From whom did you get the puppy? I read that you had him at 7 weeks which is very early for a corgi to leave his Mom.In Ireland, good breeders tend to hold onto their puppies for 10-12 weeks to allow them to mature. Also, I find it dubious that a breeder would have been oblivious of his hydrocephalitic condition or that it would have been asymptomatic.Does the breeder not have some duty of care to you & your puppy?
When you described him as 'flat', I thought to myself that whatever corgis are, flat is not a common breed descriptor.
I completely understand that you have bonded to this puppy, but in the interests of future clients of that particular breeder, some difficult conversations need to happen, apart from all the difficult decisions about future treatments.
Hello Frances, I live in the US. I spoke with the breeder almost immediately after we found out and I have provided her with all of the documentation from the neurologist. She has never heard of this condition and was shocked, saddened and deeply apologetic. As a mother of three young boys herself, she could feel the heartache of my son and would have not sold us the pup had she known the pup's condition. Per the contract she will provide us with another puppy from another litter at a later date. The symptom that the vet should have noticed is the domed skull. She will be speaking with her vet about breeding the bitch again. Our neurologist said that this condition is very uncommon for this breed.
Thank you for your support and concern.
Kathie....we're glad you found us too! This is a group of wonderful, knowledgeable and caring people. We share the good times and the bad.
Oh, dear. I'm so sorry to hear about this development...what a sadness.
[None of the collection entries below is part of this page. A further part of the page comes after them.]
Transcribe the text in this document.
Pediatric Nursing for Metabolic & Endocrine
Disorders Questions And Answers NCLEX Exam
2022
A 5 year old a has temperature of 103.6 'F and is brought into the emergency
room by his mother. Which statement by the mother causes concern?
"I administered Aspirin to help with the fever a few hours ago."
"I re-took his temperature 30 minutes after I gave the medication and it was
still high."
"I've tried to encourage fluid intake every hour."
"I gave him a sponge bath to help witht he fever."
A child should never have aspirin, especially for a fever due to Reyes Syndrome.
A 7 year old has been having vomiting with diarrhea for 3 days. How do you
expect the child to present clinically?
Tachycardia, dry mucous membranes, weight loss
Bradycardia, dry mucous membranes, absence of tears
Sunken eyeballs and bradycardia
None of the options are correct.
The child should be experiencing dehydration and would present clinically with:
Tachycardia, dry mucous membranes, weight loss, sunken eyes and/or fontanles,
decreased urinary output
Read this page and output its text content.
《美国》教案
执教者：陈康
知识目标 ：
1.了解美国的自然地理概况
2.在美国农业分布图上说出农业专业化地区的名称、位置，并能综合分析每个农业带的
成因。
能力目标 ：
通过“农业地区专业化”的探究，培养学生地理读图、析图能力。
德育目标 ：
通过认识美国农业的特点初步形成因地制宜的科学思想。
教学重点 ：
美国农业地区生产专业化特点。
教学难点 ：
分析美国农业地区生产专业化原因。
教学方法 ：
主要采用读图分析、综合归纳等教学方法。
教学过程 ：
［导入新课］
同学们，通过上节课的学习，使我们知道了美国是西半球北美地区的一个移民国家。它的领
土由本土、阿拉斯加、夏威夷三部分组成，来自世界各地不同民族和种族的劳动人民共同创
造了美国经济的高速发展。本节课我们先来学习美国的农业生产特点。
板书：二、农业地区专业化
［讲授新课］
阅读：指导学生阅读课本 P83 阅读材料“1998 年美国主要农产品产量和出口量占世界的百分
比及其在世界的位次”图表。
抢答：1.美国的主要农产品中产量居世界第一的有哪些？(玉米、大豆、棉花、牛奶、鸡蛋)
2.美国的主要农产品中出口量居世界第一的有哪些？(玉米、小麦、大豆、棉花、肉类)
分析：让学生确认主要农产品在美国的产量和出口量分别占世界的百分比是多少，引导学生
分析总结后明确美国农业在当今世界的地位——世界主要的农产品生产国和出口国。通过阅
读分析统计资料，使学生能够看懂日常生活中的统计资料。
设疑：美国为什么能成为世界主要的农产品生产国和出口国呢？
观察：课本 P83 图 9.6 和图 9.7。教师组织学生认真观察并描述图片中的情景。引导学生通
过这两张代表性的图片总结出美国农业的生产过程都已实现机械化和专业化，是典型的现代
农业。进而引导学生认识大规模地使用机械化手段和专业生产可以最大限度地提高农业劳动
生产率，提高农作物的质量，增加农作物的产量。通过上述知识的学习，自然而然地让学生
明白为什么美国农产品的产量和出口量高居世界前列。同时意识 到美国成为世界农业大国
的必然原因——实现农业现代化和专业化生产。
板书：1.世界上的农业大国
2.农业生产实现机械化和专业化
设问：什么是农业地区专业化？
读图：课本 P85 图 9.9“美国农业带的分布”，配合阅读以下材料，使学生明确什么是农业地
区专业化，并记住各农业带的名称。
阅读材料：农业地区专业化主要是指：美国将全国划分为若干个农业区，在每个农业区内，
And what a strange thing. I also had never heard of the condition afflicting dogs -- but then, why not?
On reflection, I completely agree with Frances: you need to have a chat with the breeder. Did the breeder give you any health guarantee? In my parts, a good, reputable breeder will guarantee a pup's health, at least at the outset. This sounds like a congenital condition. At the very least, the breeder should refund part or all of your money. You'll need it if you elect to keep this pup for the duration of its natural lifetime.
Hi Vicky, I opened up dialogue with the breeder the day that we found out. She was shocked, saddened and very apologetic. Per her health guarantee, she normally requires that we return the pup and will give us a pup from a future litter, however, we are going to keep the pup and care for him. We will be receiving a pup from a future litter from a different set of parents. Although we may go through the process of taking a MRI at the time that our pup is neutered, I do not see us proceeding with shunt surgery. The risks for complications are high and it it's success rate is not very high. We will keep him and love him until there is a point where he is pain or starts having seizures. We do not want him to suffer at all.
This makes me want to cry. I'm so sorry this is happening to you, to the breeder, and most of all to the little dog. God bless.
You are wonderful to want to care for the pup as long as possible.